Inversions have always been a hurdle I needed to overcome not just in my body, but also my mind. Through years of self-exploration, I realized that my fear was rooted in childhood experiences of pain and a lack of confidence. My body reflected the fear and tightness my mind held.
But as I began learning to play with inversions as a way to create laughter, lightness and fun in my yoga practice, that fear began to dissolve. I fell down countless times, laughed at myself and tried again. I started visualizing my body in the pose before I even attempted it. Slowly, I began to notice which parts of my body needed extra strength to help maintain my balance. Aside from strength building, the key is allowing yourself to completely surrender, while still remaining grounded in the inversion.

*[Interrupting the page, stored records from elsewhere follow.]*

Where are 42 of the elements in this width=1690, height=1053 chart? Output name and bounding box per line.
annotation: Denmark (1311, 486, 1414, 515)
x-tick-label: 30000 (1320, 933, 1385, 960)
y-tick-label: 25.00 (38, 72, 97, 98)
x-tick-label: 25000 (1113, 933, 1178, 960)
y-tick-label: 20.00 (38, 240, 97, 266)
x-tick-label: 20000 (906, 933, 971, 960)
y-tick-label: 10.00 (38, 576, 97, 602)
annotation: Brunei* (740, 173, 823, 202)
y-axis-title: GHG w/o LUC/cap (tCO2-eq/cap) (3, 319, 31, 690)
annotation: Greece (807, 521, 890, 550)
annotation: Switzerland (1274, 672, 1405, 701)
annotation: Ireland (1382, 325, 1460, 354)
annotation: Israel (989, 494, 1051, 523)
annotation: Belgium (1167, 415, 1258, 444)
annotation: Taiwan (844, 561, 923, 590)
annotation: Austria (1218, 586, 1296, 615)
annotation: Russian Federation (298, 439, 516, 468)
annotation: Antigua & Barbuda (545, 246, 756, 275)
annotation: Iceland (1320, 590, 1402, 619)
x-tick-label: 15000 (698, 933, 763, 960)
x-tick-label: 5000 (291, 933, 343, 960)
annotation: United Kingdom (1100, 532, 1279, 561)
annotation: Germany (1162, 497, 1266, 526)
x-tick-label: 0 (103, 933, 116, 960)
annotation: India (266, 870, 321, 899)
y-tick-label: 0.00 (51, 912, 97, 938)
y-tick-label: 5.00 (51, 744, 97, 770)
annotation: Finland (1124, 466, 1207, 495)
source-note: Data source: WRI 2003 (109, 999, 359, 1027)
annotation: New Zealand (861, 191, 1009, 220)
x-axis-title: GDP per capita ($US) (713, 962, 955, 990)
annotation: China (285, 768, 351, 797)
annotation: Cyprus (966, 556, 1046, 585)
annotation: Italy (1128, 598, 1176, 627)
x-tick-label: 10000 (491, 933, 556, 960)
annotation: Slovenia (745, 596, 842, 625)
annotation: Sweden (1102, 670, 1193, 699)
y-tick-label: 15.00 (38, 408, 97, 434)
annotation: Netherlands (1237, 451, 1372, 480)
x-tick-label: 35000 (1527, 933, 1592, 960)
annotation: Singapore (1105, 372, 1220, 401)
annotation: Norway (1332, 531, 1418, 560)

Here are some simple practices to strengthen your mind and body, to help you overcome your fear of inversions.
1. Target your lower core muscles.
Find a smooth surface and a scarf or thin blanket that moves easily across it. Begin by placing the scarf under your feet as you come into a plank position. Keep the hands and fingers spread firmly on the floor as you slowly inhale, using your lower core muscles to drag the scarf all the way toward your hands with straight legs.
On an exhale, slide the scarf backward as you go back into plank position. Build up to 50 reps per day.
2. Build arm strength.
Use a balcony, a high bed, or any immoveable object that is about waist high. You can also use a wall. First, sit facing it stretching your legs out straight until they reach the object. Place a block on either side of your hips to remember the distance between you and the balcony. Next, place your hands, palms face down with wide fingers, shoulder-width apart where the blocks were.
Slowly walk your feet back and put them up on the ledge until your back is straight. Let your head remain neutral as you breathe in a controlled manner. Remain in this position for as long as you feel comfortable and slowly add time as you build strength and confidence. You can also adjust your position depending upon how much strength you have in your arms and shoulders by walking your hands closer or further away from you. Once comfortable in the position, you can alternate raising one leg, and then the other.
3. Work your core and arms together.
Come into Dolphin Pose (Makarasana). Walk your feet 1-2 steps forward until your butt is higher than the rest of your body. On an exhale, slowly lower your body down toward your arms while keeping your abdomen tight. As you inhale, bring your body back into the starting position. Build up to 50 reps per day.
4. Practice in water.
If you’re struggling with inversions because you’re afraid of falling, or are worried you’re not quite strong enough, practice by going upside down in water. Find a swimming pool, ocean, or lake, and go into water that is about waist high. The best inversion practices in water are handstands.
Just remember to exhale fully as you come out of the position to clear the water out of your nose!
Before attempting any asana it is essential you visualize your body in the position. What the mind thinks, the body reflects. If you see yourself falling down you will, and vice versa.
Imagine yourself firmly and comfortably rooted in each inversion, before you try it.
6. Use a wall.
Although these practices build strength and confidence, you will not know how well they work until you actually try the inversion. Begin by using a wall to brace your fall. Focus on slow, controlled movements as you enter and exit an inversion, rather than momentum.
And of course, once you feel strong enough you can try without the wall.
7. Fall into laughter.
The best way to combat the fear is falling is to practice falling. Find a beach or a padded floor to practice on, once you’re ready to move away from the wall.
Embrace each fall with laughter and inner strength, knowing you are learning and getting better with each attempt.